We mortals don’t write that way. Most of the time I appeal to conventions and apply rules I’ve accumulated. You won’t find many “There is/are” in my writing, and I twist into a pretzel to avoid the passive voice. I don’t make decisions or offer explanations, I decide and explain. No paragraph ever begins with the same word as the last. I budget I’s. I don’t like the word “that.” Sentence variety matters and often turns me back to diagnose the last paragraph for its rhythm and surprise. I will break rules just to break them.

Clearly, something convinces me these fetishes contribute to clear, emphatic prose—and maybe they help—but they prohibit rather than inspire. They keep me on course and out of woods writers like McCarthy love.

“Genius,” Emerson said, “is its own end and draws its means and the style of its architecture from within.” When the architecture of my prose matches my dim and hidden mental architecture, I’m happy. When my end is irretrievably embedded in its means, I’m overjoyed. In my best moments, thoughts and emotions appear untranslated and fresh.

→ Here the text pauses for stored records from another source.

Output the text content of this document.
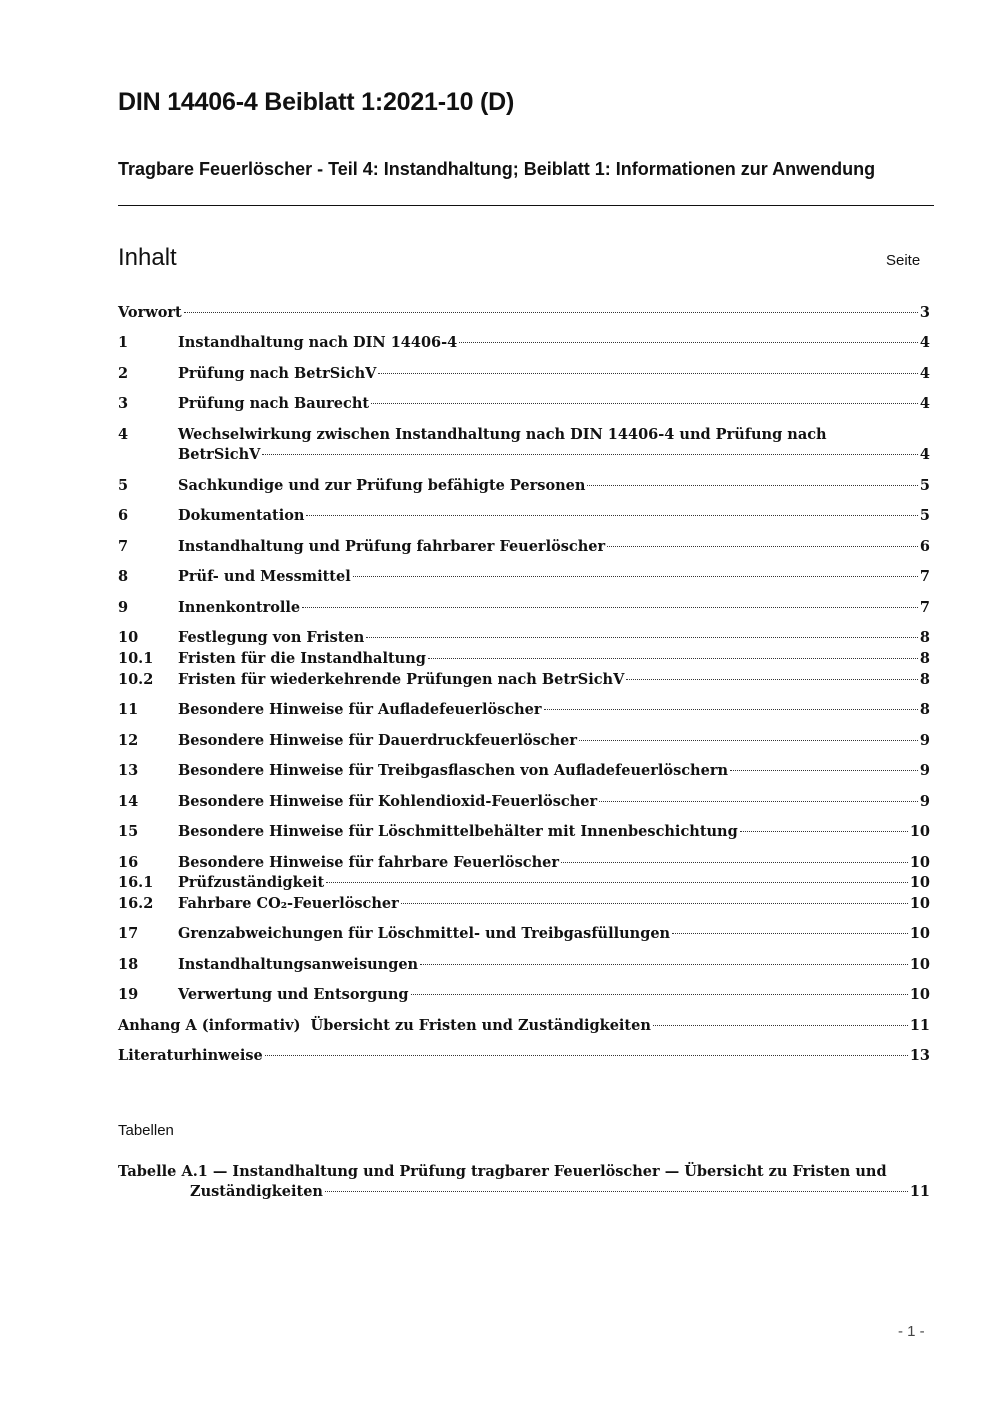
DIN 14406-4 Beiblatt 1:2021-10 (D)
Tragbare Feuerlöscher - Teil 4: Instandhaltung; Beiblatt 1: Informationen zur Anwendung
Inhalt	Seite
Vorwort	3
1	Instandhaltung nach DIN 14406-4	4
2	Prüfung nach BetrSichV	4
3	Prüfung nach Baurecht	4
4	Wechselwirkung zwischen Instandhaltung nach DIN 14406-4 und Prüfung nach
BetrSichV	4
5	Sachkundige und zur Prüfung befähigte Personen	5
6	Dokumentation	5
7	Instandhaltung und Prüfung fahrbarer Feuerlöscher	6
8	Prüf- und Messmittel	7
9	Innenkontrolle	7
10	Festlegung von Fristen	8
10.1 Fristen für die Instandhaltung	8
10.2 Fristen für wiederkehrende Prüfungen nach BetrSichV	8
11	Besondere Hinweise für Aufladefeuerlöscher	8
12	Besondere Hinweise für Dauerdruckfeuerlöscher	9
13	Besondere Hinweise für Treibgasflaschen von Aufladefeuerlöschern	9
14	Besondere Hinweise für Kohlendioxid-Feuerlöscher	9
15	Besondere Hinweise für Löschmittelbehälter mit Innenbeschichtung	10
16	Besondere Hinweise für fahrbare Feuerlöscher	10
16.1 Prüfzuständigkeit	10
16.2 Fahrbare CO₂-Feuerlöscher	10
17	Grenzabweichungen für Löschmittel- und Treibgasfüllungen	10
18	Instandhaltungsanweisungen	10
19	Verwertung und Entsorgung	10
Anhang A (informativ)  Übersicht zu Fristen und Zuständigkeiten	11
Literaturhinweise	13
Tabellen
Tabelle A.1 — Instandhaltung und Prüfung tragbarer Feuerlöscher — Übersicht zu Fristen und
Zuständigkeiten	11
- 1 -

That doesn’t happen enough.

Yet I can draw inspiration from McCarthy. If the artist’s job is self-expression, then anything received is suspect. The truth you obey knows no rules. Even imitating yourself is out. Another artist’s approach could be right. Yesterday’s approach might be right too. But you can’t be yourself without continually asking who you are, what you see and understand right now, and how you might let your original voice out.